There are roses, white as woven mist in her hair, and the ghost of rose-breath in the breeze. The moon wavers, silver spilling onto black, as they thread their through the waterways. Impulsively, she pulls her hand back up from the water and lets the clear liquid – she is half surprised that it is water, it looked rather too beautiful to be – sieve through her fingers. The tips of her nails, burnished by moonlight, glow pinkly, like the mother-of-pearl scissors in her embroidery box. Another lovers' bridge is ahead and for a moment, the woman thinks that she is sad, truly and genuinely sad, not merely unhappy. She has no lover.
"May's roses will wither soon under December frost. You'll regret marrying Mr Solvay for all he's so rich, mark my words, lass, mark my words."
"Don't be ridiculous, Grandmamma. What do I care about him? He's rich and that's all I need to know."
Her slim figure, languid as a hothouse plant, reminds one of a delicate marble figurine, tenderly made, lavished upon by all the art and experience and passion, yes, magical passion, of a maestro. A chisel handled with a velvet touch, unmarred by rough, unmindful fingers. Surely lovelight must have glimmered once in those beautiful eyes?
"Don't Grandmamma me, young lady! I fancy I know a touch more about life and love than you – man shall not live on bread alone."
"No – I mean to be a good little girl and live on gold.

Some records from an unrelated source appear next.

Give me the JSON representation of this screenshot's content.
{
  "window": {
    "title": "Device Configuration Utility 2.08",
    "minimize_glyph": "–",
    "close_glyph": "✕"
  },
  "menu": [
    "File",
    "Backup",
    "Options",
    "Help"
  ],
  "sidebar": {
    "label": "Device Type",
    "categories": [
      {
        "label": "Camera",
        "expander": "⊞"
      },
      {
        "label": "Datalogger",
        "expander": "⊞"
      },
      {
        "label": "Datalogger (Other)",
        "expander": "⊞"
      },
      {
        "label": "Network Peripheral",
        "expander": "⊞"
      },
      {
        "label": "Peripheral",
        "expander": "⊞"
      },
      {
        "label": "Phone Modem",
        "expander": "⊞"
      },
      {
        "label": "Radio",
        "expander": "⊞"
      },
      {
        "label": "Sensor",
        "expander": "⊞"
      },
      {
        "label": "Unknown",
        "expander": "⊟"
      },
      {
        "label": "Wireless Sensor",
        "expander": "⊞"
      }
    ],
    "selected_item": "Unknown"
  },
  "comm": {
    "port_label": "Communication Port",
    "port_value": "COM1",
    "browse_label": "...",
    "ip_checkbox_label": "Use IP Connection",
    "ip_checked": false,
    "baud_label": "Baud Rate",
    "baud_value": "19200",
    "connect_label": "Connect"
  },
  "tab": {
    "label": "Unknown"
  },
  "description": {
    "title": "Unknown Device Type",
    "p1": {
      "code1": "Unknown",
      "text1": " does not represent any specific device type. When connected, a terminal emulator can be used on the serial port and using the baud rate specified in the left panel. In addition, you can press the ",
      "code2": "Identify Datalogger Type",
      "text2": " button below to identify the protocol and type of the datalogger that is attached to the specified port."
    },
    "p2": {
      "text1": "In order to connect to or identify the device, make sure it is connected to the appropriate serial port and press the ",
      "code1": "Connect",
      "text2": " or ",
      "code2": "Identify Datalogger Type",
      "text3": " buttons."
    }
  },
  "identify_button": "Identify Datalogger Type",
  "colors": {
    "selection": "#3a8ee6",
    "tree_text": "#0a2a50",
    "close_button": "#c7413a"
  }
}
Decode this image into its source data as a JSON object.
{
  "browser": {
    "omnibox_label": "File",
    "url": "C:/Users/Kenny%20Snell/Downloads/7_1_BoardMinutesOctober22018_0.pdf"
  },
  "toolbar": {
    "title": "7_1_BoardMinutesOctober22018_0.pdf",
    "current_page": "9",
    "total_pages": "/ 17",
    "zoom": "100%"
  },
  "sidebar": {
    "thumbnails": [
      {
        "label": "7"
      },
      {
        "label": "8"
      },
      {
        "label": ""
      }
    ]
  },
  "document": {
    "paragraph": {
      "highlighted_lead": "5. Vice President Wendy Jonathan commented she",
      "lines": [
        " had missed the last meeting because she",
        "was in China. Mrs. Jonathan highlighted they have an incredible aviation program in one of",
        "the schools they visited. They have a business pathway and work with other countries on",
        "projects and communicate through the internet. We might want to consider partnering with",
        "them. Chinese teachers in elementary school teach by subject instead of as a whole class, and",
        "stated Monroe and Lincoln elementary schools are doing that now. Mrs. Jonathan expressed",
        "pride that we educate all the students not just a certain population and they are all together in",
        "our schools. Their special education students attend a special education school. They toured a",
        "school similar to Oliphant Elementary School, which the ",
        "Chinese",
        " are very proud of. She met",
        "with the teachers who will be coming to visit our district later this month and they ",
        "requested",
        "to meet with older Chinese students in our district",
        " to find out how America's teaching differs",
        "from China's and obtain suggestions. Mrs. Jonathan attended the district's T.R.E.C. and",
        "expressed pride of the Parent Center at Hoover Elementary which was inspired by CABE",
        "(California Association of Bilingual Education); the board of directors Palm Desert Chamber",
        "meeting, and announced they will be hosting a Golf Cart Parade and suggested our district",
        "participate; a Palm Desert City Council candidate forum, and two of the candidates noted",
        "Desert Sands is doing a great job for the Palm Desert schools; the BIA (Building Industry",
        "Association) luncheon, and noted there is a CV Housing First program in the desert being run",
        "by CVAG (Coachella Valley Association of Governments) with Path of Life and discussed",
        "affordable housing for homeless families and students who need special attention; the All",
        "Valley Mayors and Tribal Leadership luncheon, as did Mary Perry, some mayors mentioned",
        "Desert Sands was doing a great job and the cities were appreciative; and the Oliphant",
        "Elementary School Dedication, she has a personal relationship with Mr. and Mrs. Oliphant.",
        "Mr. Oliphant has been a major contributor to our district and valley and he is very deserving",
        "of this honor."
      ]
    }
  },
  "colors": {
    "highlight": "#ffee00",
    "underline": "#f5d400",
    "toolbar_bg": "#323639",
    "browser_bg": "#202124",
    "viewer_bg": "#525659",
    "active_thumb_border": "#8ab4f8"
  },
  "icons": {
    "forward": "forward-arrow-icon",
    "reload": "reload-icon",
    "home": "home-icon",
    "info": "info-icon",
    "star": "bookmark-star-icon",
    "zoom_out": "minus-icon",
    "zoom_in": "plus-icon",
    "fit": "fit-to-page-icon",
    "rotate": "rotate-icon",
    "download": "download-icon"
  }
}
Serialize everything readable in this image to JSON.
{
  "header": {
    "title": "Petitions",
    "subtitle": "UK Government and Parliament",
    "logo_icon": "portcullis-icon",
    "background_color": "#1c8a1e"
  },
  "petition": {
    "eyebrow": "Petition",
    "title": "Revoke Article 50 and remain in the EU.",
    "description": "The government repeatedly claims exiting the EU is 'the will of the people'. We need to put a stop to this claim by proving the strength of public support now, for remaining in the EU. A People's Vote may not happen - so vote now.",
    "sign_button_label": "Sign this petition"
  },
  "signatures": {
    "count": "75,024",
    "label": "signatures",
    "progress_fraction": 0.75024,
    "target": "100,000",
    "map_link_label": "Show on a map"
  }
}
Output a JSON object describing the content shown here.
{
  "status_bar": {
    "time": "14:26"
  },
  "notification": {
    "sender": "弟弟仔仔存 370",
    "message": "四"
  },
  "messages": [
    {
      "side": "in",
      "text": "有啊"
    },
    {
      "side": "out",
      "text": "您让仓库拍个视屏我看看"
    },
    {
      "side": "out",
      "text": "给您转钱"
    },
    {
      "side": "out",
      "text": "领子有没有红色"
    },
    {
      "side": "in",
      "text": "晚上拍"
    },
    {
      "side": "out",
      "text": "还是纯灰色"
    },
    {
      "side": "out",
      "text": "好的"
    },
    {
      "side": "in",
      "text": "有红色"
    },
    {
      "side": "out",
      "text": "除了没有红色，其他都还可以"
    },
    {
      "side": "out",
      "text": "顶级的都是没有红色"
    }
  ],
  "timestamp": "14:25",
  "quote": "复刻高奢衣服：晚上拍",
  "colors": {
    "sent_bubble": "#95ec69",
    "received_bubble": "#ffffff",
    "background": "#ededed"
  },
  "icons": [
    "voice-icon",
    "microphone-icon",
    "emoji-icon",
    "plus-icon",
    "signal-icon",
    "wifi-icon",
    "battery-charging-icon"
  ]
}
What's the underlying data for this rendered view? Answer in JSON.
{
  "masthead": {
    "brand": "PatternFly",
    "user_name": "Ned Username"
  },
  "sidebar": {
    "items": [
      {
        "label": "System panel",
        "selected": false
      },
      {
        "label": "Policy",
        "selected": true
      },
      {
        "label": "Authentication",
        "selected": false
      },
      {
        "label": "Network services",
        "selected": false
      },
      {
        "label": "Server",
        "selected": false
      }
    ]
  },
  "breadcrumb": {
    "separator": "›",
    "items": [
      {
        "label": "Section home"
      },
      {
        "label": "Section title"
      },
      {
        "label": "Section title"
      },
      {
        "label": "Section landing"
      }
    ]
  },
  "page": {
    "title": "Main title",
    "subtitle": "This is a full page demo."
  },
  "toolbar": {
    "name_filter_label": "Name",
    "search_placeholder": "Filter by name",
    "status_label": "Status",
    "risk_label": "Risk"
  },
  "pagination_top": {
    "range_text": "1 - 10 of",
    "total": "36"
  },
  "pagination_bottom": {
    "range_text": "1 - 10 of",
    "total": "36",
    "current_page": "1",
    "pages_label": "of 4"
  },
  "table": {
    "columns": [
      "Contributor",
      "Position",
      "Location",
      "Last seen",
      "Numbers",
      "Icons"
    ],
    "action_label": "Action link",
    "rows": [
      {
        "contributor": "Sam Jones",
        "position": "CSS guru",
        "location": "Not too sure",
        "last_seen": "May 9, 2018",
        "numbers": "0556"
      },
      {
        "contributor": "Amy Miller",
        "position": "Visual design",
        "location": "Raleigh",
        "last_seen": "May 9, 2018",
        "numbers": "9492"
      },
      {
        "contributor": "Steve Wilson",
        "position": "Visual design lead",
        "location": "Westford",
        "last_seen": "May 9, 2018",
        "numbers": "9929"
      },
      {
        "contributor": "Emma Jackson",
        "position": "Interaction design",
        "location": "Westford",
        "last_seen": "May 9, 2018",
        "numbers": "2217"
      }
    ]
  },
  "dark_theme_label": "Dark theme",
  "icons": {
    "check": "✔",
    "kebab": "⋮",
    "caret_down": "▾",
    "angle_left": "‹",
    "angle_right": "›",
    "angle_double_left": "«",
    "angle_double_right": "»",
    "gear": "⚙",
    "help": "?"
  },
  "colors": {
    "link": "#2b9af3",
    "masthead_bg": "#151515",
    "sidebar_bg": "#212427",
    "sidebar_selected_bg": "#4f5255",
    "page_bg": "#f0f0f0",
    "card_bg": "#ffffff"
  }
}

What do I care for love?"
She pretends to aristocracy, refinement, airs and graces that in her world may be bought for gold. She is anything but what she seems to be.
The man sits at the back of the gondola, in the felze with its painted satin cushions and green-gold gauze. Half in shadow as he is, there is no mistaking the singular commonness of his face and features. The forgettableness. He doesn't seem made for this enchanted dusk, for exquisite city of light, Serenissima, floating on lapping green waters.
"What an extraordinary couple Mr and Mrs Solvay make – prose and poetry, side by side!"
He really is terribly bourgeois – he is certainly not a one who could ever be acquainted with the beauty of art, still less that of love. The mad, sweet passion and the curious pain, attendant even on the fiercest joy. The looks and the smiles. The tears and the aches. No, of course he couldn't know of that.
Could he?
"You two will make a perfectly ghastly pair at the altar – you're a perfect narcissus of a girl and he… well, homely would be stretching it."
"Don't run homely people down, Grandmamma. I suppose he is dreadfully plain, but there I'll get used to it in time. He does have nice eyes though – not the shape or color, but the expression in them. They're very sweet when he smiles."
"He smiles only for you."
"It's beautiful, I'm sure but don't you think it's rather chilly?"
"You should not have come at all." The woman answers him for the first time and her dreamy violet eyes are cold. You can almost see the woman she'll turn into in twenty years, when her fragile ethereal beauty begins to harden. Like her heart.
"Ah, I came to keep you company."
"I would be better off without your company."
She turns resolutely away from him and the gondolier nods slowly, in time to the song he murmurs under his breath.
The world dissolves into a frost-colored silver haze and the gondola is now a shallop of moonbeams, floating gently on star-strewn black silk. Seamless perfection. There is no sky, there is no water. There is not even a pretty young woman and an ugly old man. There is only a song floating on the breath of a rose-scented breeze and the glitter of moonshine over the pearls that lace about a slender, creamy white throat.
"I know you won't be happy, but I've said my say. But remember, lass, all that glitters isn't gold."
A/N: Random to say the least… I had a dream about this and I was just forced to write it.